Wednesday, August 13, 2008

Words I Made Up While Doing Schoolwork in a Hurry #8

Someone give me a definition for "shildhood."

Saturday, August 9, 2008

Signs between here and there

1. Along I-80 in Nevada, in the style of Burma Shave:

"A shot of tequila
Cold beer on tap
Good-lookin' 'wimmins'
To sit on your lap
Wild Horse Saloon"


2. "Right lane ends"

(Does that mean you'll be in the wrong lane? Think about it.)

3. In the back window of a truck being pulled by a camper:

"I go where I'm towd"


4. At the entrance to a construction site:

"Do not follow trucks into work site"

(Because ... this was a problem?)

5. Painted on a tractor tire in Nebraska:

"Outlaw Sodomy"

(And... then what?)

5. Advertising on the side of a pickup truck:

"Benny's Escort Service"

(Pilot vehicle and companionship?)

6. Another unfortunately named business:

"Kum & Go"

(Is it a convenience store or a brothel?)

7. A car dealership:

"Ford: Herb Green"

(That's right. Herb. Green.)

8. And, my favorite, courtesy of my hilarious dad (note the name spelling):

Tuesday, August 5, 2008

Some doggerel for the road, ala my grandmother's autograph book

The truck is riding low
The cat is flying high
I'll miss my friends in Redding
How I hate to say goodbye!

Sunday, August 3, 2008

Helpful tips for packing and moving

I recommend a flamethrower.

Friday, August 1, 2008

One of the best bad guys ever

If you haven't had a chance to see Heath Ledger's final performance in the new Batman movie "The Dark Knight," you're missing out. I feared all of Ledger's glowing reviews were hyped in the wake of his death, but his portrayal of the twisted Joker warrants recognition. (Posthumous Oscar, anyone?)

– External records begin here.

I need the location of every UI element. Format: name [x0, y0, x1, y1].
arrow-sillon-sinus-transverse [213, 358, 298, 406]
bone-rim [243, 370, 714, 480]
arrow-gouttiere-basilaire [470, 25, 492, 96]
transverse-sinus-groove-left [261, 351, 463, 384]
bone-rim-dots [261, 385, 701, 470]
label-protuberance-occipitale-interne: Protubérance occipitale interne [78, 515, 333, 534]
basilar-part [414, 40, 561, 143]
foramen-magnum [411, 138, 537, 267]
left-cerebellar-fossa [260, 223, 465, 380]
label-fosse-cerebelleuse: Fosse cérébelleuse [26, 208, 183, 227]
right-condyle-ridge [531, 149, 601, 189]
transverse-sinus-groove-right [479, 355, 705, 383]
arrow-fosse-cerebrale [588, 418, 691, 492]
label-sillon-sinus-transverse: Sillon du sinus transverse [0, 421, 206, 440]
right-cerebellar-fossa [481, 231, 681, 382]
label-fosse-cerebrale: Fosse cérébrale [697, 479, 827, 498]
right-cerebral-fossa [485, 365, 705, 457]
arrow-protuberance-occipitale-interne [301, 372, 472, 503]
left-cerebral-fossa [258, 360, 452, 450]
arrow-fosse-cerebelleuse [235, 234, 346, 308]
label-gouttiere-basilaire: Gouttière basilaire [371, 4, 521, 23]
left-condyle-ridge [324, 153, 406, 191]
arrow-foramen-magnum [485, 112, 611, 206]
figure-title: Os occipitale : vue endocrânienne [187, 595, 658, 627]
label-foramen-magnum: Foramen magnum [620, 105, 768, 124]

In fact, the performance deserves a rank on my "Best Bad Guys Ever" list, which includes Ben Kingsley in "Sexy Beast," Robert DeNiro in "Cape Fear" and a recent addition, Ben Foster's Charlie Prince in "3:10 to Yuma," which also stars Batman's Christian Bale.

Best Bad Guys are usually ruthless, have little or nothing to lose, and have a sense of self-awareness that translates into humor. Ledger's Joker accomplishes all three. (Watch early on for the Joker's "I'm gonna make this pencil disappear" trick, which is a nominee for the "Ickiest Way to Kill Someone" award.)

"The Dark Knight," however, runs too long, diverting into a storyline involving Gotham City's district attorney, which is aptly played by the fabulous Aaron Eckhart, but feels tangiential to the story between Batman and the Joker.

Or maybe it's just that I wished Ledger's performance would continue.